ML4PhySim : Machine Learning for Physical Simulations Challenge (The airfoil design)
Mouadh Yagoubi, Milad Leyli-Abadi, David Danan, Jean-Patrick Brunet, Jocelyn Ahmed Mazari, Florent Bonnet, Asma Farjallah, Marc Schoenauer, Patrick Gallinari
TL;DR
ML4PhySim tackles the challenge of deploying ML surrogates for CFD-based airfoil design by introducing a unified, multi-criteria evaluation through the LIPS framework on Codabench.
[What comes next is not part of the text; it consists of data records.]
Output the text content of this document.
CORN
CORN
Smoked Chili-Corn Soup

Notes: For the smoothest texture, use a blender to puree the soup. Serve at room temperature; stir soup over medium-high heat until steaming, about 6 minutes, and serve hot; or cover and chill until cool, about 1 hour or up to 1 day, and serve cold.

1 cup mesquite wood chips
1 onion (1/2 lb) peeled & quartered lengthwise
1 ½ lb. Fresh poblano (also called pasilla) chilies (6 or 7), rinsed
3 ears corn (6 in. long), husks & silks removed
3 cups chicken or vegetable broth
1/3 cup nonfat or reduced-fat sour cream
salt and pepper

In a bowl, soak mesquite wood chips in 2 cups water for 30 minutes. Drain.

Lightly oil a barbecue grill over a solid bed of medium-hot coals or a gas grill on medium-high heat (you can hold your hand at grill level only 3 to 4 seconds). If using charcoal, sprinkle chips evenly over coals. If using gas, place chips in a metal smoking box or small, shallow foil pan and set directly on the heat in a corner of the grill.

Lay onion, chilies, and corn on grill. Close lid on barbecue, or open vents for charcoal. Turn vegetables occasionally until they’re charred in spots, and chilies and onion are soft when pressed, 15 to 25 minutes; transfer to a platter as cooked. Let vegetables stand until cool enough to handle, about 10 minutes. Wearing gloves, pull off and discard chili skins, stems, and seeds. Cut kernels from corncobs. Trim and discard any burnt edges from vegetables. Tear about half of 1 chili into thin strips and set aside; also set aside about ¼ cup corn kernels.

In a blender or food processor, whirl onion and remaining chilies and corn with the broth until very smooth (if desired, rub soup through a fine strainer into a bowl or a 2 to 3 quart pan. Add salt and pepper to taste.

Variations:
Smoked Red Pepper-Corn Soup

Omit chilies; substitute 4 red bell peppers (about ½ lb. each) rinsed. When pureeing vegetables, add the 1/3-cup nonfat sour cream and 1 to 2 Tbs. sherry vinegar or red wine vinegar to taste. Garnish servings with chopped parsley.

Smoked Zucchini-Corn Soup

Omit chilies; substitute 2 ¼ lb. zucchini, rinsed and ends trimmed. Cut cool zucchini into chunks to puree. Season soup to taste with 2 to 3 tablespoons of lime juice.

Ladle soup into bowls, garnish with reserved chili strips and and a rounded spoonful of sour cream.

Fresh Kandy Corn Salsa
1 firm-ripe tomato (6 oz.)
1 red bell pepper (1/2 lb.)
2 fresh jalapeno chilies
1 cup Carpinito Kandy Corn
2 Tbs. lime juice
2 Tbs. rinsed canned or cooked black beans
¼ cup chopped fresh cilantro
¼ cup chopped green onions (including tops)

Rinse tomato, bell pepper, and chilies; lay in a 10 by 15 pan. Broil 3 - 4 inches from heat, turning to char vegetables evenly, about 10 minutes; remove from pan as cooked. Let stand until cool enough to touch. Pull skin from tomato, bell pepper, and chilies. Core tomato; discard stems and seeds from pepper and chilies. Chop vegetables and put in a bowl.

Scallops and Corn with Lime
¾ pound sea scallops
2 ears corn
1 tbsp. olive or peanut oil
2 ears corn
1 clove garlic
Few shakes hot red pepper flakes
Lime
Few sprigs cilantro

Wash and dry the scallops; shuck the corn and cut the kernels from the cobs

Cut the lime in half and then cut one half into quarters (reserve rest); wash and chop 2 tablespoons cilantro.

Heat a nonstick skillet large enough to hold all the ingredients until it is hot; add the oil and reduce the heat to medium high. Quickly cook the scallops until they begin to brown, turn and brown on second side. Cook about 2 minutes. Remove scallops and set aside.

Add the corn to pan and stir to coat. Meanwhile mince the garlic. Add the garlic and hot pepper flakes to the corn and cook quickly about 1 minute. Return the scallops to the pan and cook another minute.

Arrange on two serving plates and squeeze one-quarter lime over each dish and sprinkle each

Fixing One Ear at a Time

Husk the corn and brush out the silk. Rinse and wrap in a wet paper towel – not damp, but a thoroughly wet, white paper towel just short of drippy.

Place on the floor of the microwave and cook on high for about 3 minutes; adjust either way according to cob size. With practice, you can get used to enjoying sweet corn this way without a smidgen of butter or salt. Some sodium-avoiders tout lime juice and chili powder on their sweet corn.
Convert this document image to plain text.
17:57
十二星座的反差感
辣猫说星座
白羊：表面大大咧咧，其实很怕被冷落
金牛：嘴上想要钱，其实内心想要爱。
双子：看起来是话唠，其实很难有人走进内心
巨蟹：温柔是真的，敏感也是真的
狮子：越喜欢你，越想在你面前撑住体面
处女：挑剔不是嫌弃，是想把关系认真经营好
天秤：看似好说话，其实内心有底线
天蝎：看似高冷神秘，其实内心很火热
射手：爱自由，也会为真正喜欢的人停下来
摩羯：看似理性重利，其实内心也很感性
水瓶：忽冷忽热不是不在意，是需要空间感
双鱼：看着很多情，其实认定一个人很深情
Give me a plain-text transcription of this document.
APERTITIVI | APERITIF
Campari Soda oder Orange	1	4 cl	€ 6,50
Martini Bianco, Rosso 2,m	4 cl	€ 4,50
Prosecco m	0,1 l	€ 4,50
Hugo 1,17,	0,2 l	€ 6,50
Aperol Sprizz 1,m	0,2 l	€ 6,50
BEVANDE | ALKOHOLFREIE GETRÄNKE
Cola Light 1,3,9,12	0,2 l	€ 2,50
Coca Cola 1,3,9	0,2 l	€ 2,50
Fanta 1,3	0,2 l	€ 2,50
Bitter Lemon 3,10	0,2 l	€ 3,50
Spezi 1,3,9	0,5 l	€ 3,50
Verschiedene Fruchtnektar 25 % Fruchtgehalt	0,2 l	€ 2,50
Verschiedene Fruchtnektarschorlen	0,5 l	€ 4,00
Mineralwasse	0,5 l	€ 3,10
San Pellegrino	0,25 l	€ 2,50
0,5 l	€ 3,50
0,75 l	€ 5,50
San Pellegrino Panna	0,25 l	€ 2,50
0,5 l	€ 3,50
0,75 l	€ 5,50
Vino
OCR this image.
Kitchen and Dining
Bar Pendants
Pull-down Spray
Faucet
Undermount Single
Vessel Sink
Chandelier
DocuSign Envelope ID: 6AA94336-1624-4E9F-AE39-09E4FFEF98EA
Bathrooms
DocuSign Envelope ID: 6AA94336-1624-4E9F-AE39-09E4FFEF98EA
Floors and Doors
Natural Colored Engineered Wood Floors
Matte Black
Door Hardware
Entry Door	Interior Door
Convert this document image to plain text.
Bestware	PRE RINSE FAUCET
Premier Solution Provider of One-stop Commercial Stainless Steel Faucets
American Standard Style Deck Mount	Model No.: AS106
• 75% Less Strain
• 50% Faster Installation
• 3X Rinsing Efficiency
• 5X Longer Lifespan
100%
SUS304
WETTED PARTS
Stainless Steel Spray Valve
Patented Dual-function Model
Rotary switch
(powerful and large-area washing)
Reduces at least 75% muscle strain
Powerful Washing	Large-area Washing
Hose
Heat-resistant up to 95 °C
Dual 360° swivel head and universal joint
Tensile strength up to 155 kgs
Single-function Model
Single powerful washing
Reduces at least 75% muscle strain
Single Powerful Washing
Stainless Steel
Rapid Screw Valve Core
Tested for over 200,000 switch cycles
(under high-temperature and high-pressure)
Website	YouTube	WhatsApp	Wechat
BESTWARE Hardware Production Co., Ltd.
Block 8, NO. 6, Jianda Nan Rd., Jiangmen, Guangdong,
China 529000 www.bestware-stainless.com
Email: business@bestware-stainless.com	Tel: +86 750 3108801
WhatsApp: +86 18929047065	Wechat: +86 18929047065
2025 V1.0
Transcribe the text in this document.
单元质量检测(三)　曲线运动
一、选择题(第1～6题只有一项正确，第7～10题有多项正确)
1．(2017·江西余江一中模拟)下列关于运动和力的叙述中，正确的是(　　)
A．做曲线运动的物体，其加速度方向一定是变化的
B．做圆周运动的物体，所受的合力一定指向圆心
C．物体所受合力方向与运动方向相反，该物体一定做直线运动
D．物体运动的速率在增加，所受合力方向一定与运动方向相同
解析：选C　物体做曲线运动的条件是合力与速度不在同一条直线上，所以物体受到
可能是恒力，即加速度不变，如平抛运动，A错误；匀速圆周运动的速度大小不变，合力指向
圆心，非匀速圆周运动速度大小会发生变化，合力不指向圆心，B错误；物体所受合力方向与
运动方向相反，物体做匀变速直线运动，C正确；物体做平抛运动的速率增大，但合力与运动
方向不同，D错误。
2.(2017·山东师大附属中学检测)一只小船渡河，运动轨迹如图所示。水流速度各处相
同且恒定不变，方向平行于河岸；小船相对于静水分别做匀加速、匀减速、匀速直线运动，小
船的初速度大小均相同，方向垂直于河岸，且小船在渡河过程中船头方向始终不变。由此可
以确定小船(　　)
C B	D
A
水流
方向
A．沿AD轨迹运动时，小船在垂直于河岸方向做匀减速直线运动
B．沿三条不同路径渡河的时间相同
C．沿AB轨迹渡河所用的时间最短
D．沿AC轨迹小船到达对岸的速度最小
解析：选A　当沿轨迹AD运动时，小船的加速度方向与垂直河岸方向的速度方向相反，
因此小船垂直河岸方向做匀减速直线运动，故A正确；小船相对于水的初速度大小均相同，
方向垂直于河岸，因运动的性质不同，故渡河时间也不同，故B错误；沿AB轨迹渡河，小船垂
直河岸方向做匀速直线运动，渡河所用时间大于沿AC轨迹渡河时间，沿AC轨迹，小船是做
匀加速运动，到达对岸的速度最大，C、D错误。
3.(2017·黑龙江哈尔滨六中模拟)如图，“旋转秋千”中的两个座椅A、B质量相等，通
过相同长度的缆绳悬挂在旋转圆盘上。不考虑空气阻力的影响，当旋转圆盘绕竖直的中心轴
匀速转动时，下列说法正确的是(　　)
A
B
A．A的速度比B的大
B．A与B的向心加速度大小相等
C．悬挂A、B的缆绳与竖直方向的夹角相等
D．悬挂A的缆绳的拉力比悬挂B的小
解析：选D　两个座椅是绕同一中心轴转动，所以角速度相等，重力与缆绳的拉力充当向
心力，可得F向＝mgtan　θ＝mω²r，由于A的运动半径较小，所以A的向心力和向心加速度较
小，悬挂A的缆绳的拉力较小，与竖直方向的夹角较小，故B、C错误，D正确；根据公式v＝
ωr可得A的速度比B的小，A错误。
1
It leverages the AirfRANS dataset with OpenFOAM ground truth to jointly assess accuracy, computational speed, OOD generalization, and physics compliance, with a transparent, reproducible scoring formula $Score=\alpha_{ML}\cdot Score_{ML}+\alpha_{OOD}\cdot Score_{OOD}+\alpha_{PH}\cdot Score_{Physics}$. The paper also integrates NVIDIA Modulus as the surrogate-modeling framework and provides practical examples (OpenFOAM baseline and FC network) to demonstrate scoring mechanics, including detailed 0/1/2 point thresholds and speed-up normalization. By offering an end-to-end starting kit and online evaluation, the work aims to standardize benchmarks for PDE-based physical problems and encourage collaboration between ML and physical sciences communities toward faster, reliable CFD surrogate models.
Abstract
The use of machine learning (ML) techniques to solve complex physical problems has been considered recently as a promising approach. However, the evaluation of such learned physical models remains an important issue for industrial use. The aim of this competition is to encourage the development of new ML techniques to solve physical problems using a unified evaluation framework proposed recently, called Learning Industrial Physical Simulations (LIPS). We propose learning a task representing a well-known physical use case: the airfoil design simulation, using a dataset called AirfRANS. The global score calculated for each submitted solution is based on three main categories of criteria covering different aspects, namely: ML-related, Out-Of-Distribution, and physical compliance criteria. To the best of our knowledge, this is the first competition addressing the use of ML-based surrogate approaches to improve the trade-off computational cost/accuracy of physical simulation.The competition is hosted by the Codabench platform with online training and evaluation of all submitted solutions.